On Sunday, it will not get any easier for the 49ers’ pass rush to take down the opposing quarterback. The Seattle Seahawks’ Russell Wilson might be playing on a bum ankle, but he is still not an easy player to bring down behind the line of scrimmage.
“Russell and Cam and Big Ben (Roethlisberger) are probably the best escape artists,” Armstead said. “Russell is different because he’s shorter, he has a lower center of gravity and he’s shiftier. So you got to bend your knees when you try to tackle him.”
A week ago, in the 49ers’ 46-27 loss to the Panthers, Armstead was not able to follow-through on what he was taught to do against Newton.
“Coaches told me to attack his throwing arm, and I didn’t do that on that play, so he was able to side-step me,” Armstead said. “I was supposed to attack his throwing arm, and make him spin back.”

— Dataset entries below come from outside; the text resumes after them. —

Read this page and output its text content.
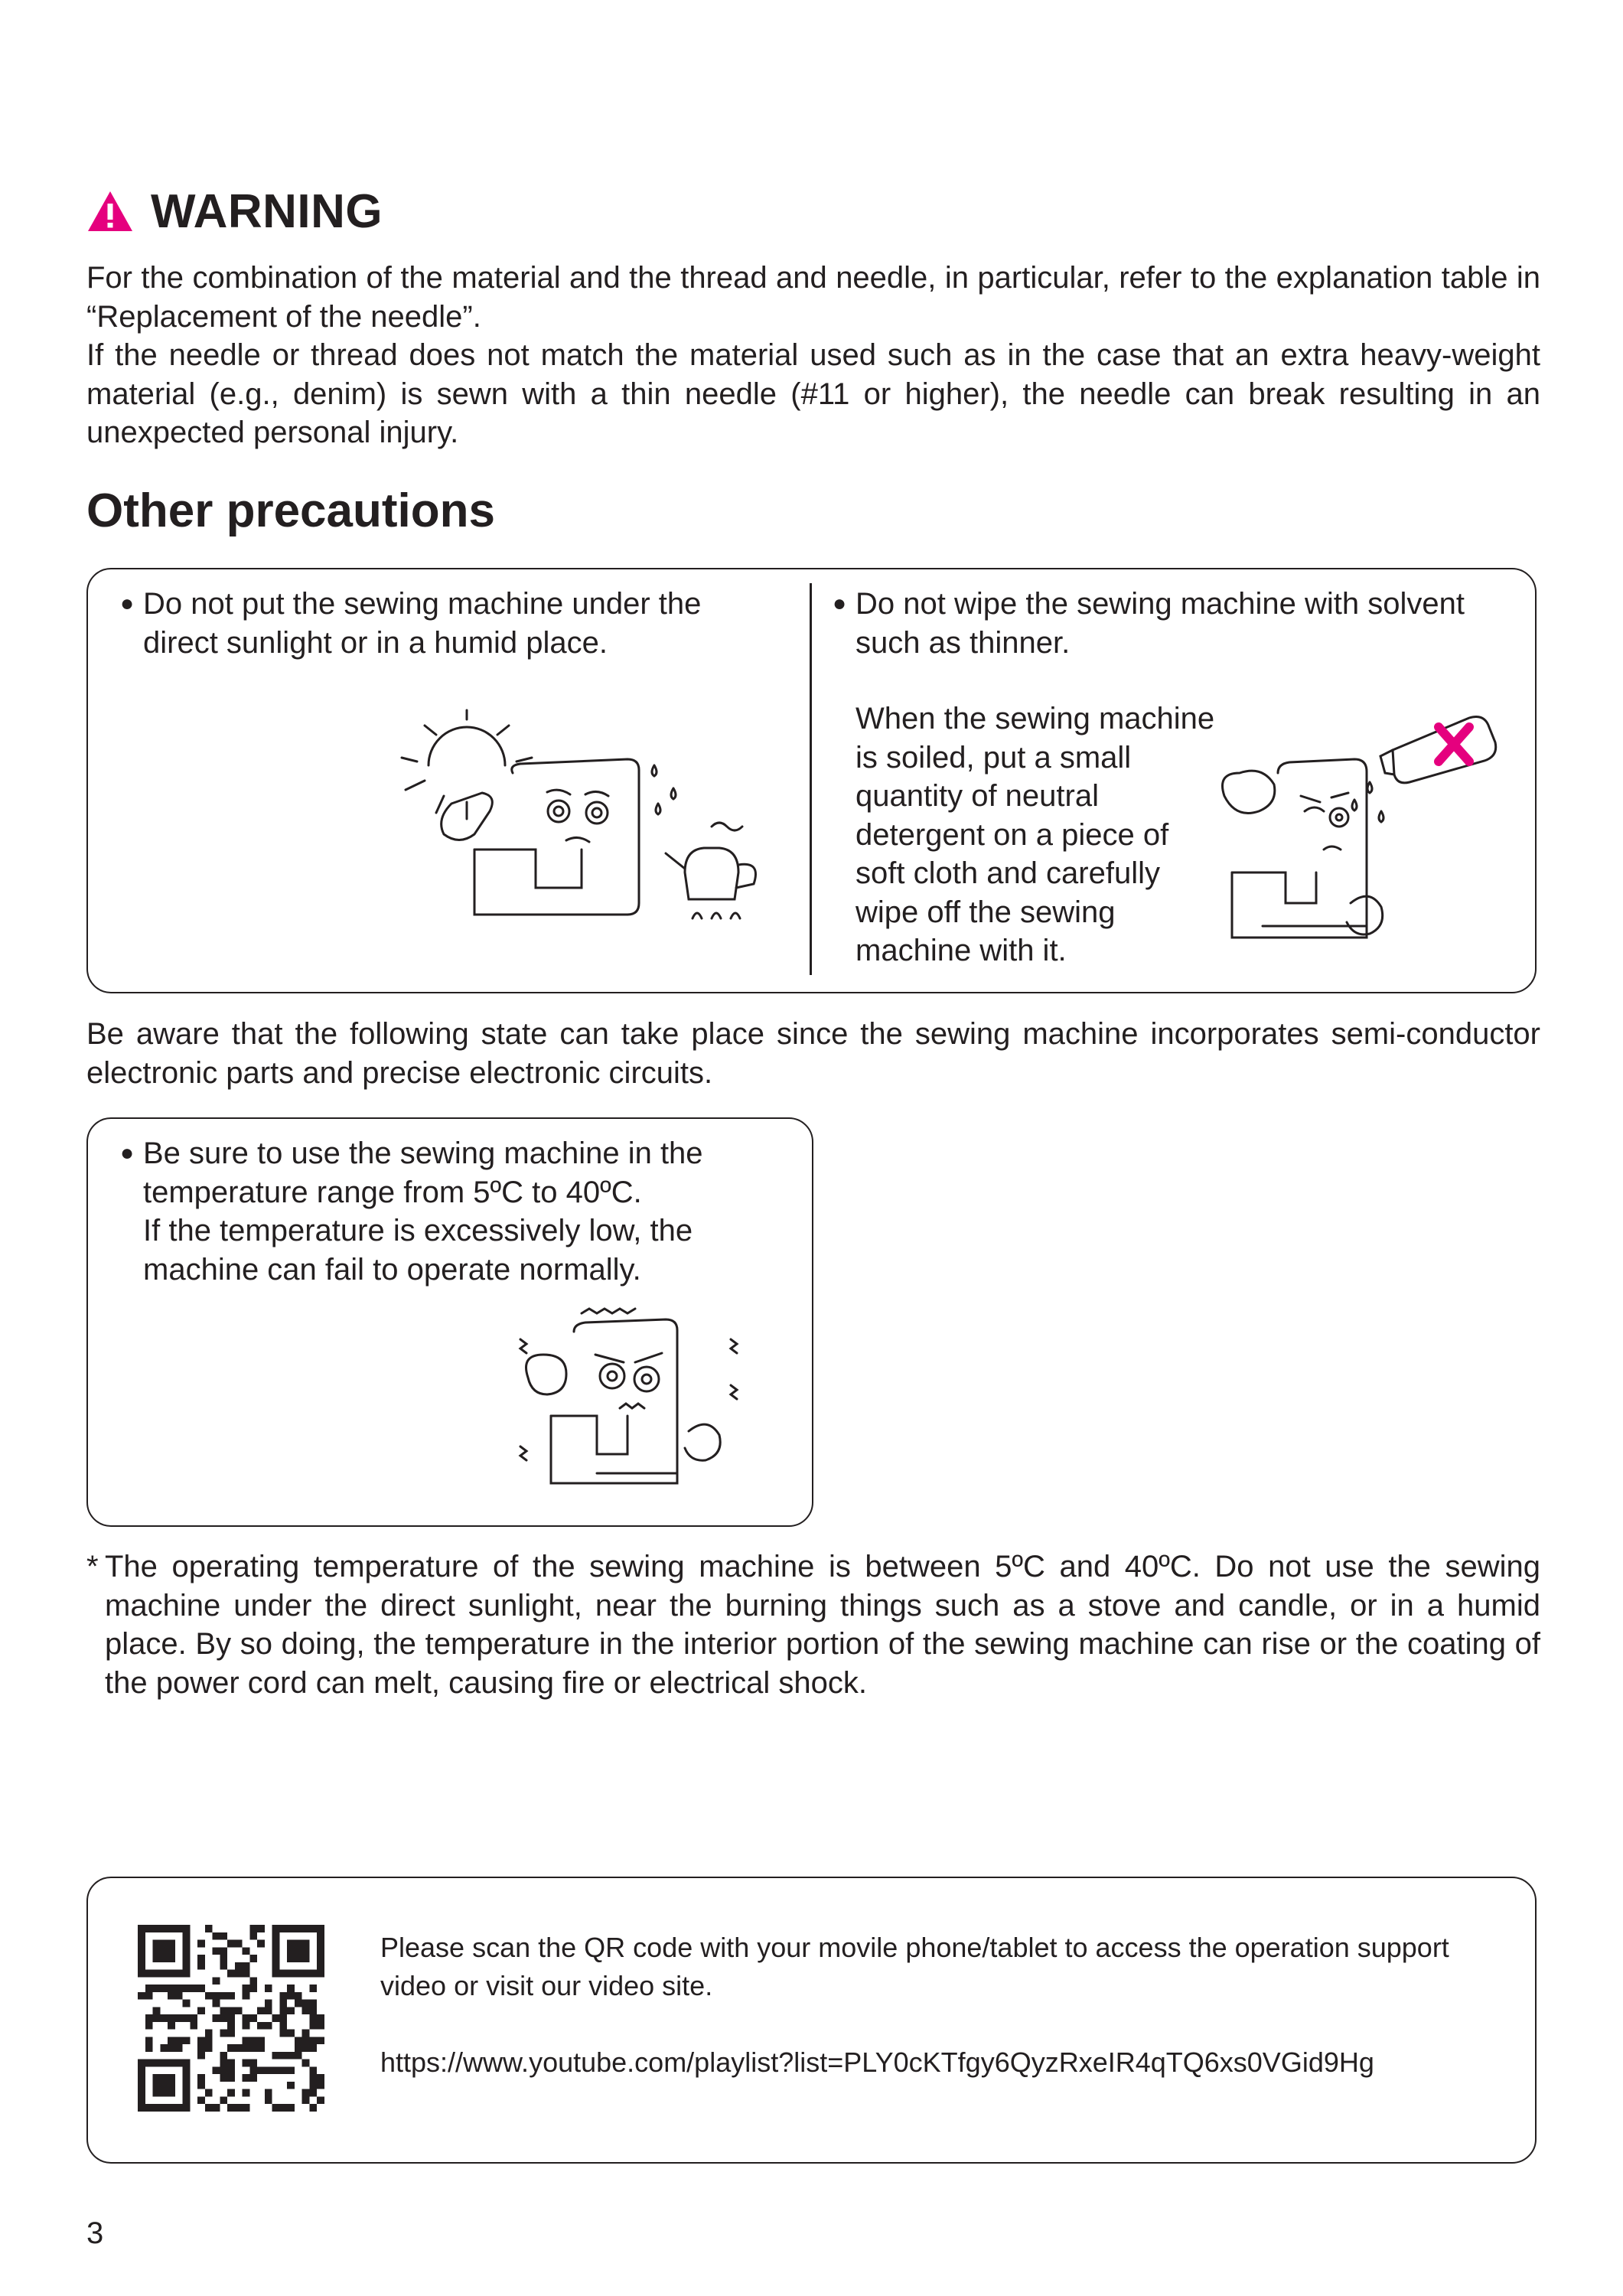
WARNING
For the combination of the material and the thread and needle, in particular, refer to the explanation table in “Replacement of the needle”.
If the needle or thread does not match the material used such as in the case that an extra heavy-weight material (e.g., denim) is sewn with a thin needle (#11 or higher), the needle can break resulting in an unexpected personal injury.
Other precautions
● Do not put the sewing machine under the direct sunlight or in a humid place.
● Do not wipe the sewing machine with solvent such as thinner.
When the sewing machine is soiled, put a small quantity of neutral detergent on a piece of soft cloth and carefully wipe off the sewing machine with it.
Be aware that the following state can take place since the sewing machine incorporates semi-conductor electronic parts and precise electronic circuits.
● Be sure to use the sewing machine in the temperature range from 5ºC to 40ºC.
If the temperature is excessively low, the machine can fail to operate normally.
* The operating temperature of the sewing machine is between 5ºC and 40ºC. Do not use the sewing machine under the direct sunlight, near the burning things such as a stove and candle, or in a humid place. By so doing, the temperature in the interior portion of the sewing machine can rise or the coating of the power cord can melt, causing fire or electrical shock.
Please scan the QR code with your movile phone/tablet to access the operation support video or visit our video site.
https://www.youtube.com/playlist?list=PLY0cKTfgy6QyzRxeIR4qTQ6xs0VGid9Hg
3
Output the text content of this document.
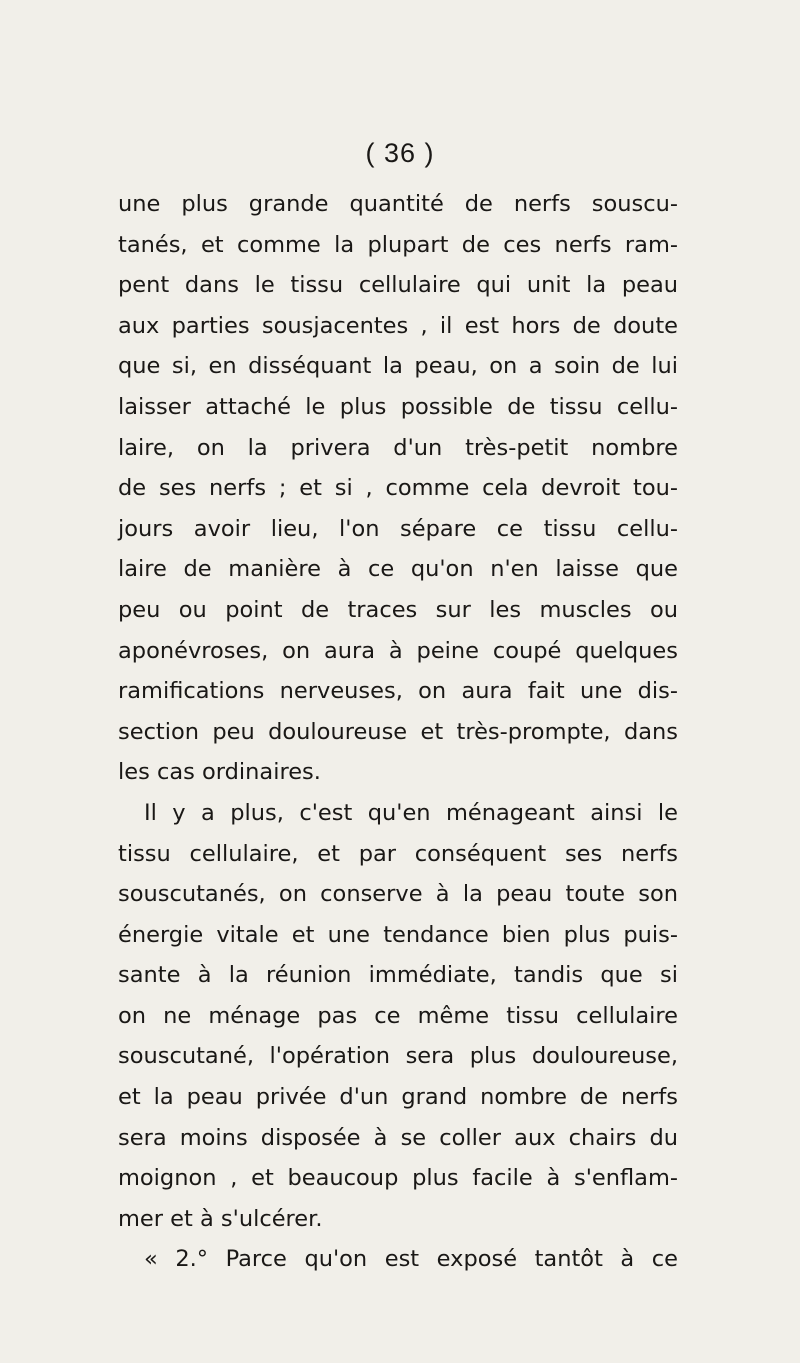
( 36 )
une plus grande quantité de nerfs souscu-
tanés, et comme la plupart de ces nerfs ram-
pent dans le tissu cellulaire qui unit la peau
aux parties sousjacentes , il est hors de doute
que si, en disséquant la peau, on a soin de lui
laisser attaché le plus possible de tissu cellu-
laire, on la privera d'un très-petit nombre
de ses nerfs ; et si , comme cela devroit tou-
jours avoir lieu, l'on sépare ce tissu cellu-
laire de manière à ce qu'on n'en laisse que
peu ou point de traces sur les muscles ou
aponévroses, on aura à peine coupé quelques
ramifications nerveuses, on aura fait une dis-
section peu douloureuse et très-prompte, dans
les cas ordinaires.
Il y a plus, c'est qu'en ménageant ainsi le
tissu cellulaire, et par conséquent ses nerfs
souscutanés, on conserve à la peau toute son
énergie vitale et une tendance bien plus puis-
sante à la réunion immédiate, tandis que si
on ne ménage pas ce même tissu cellulaire
souscutané, l'opération sera plus douloureuse,
et la peau privée d'un grand nombre de nerfs
sera moins disposée à se coller aux chairs du
moignon , et beaucoup plus facile à s'enflam-
mer et à s'ulcérer.
« 2.° Parce qu'on est exposé tantôt à ce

The Seahawks’ offensive line is one of the team’s weaker units, but Wilson is able to use his elusiveness to avoid sacks, keep his eyes down the field and hit big plays.
“I missed three sacks on him last year, so I know I have to break down and get ready to react to his movements,” Armstead said.
At 6 foot 7, Armstead compared his job to challenges he faced going up against smaller players on the basketball court.
“It’s like trying to guard a point guard and you’re a post player,” he said. “You got to move your feet and stay in front of him, try to coral him. It’s not just you out there. It’s everyone out there working together to try to corral him.
“Quarterbacks are getting more mobile by the year. In Week 4, we have (Dallas Cowboys quarterback) Dak Prescott. He’s mobile, as well. That’s the way the league is becoming.”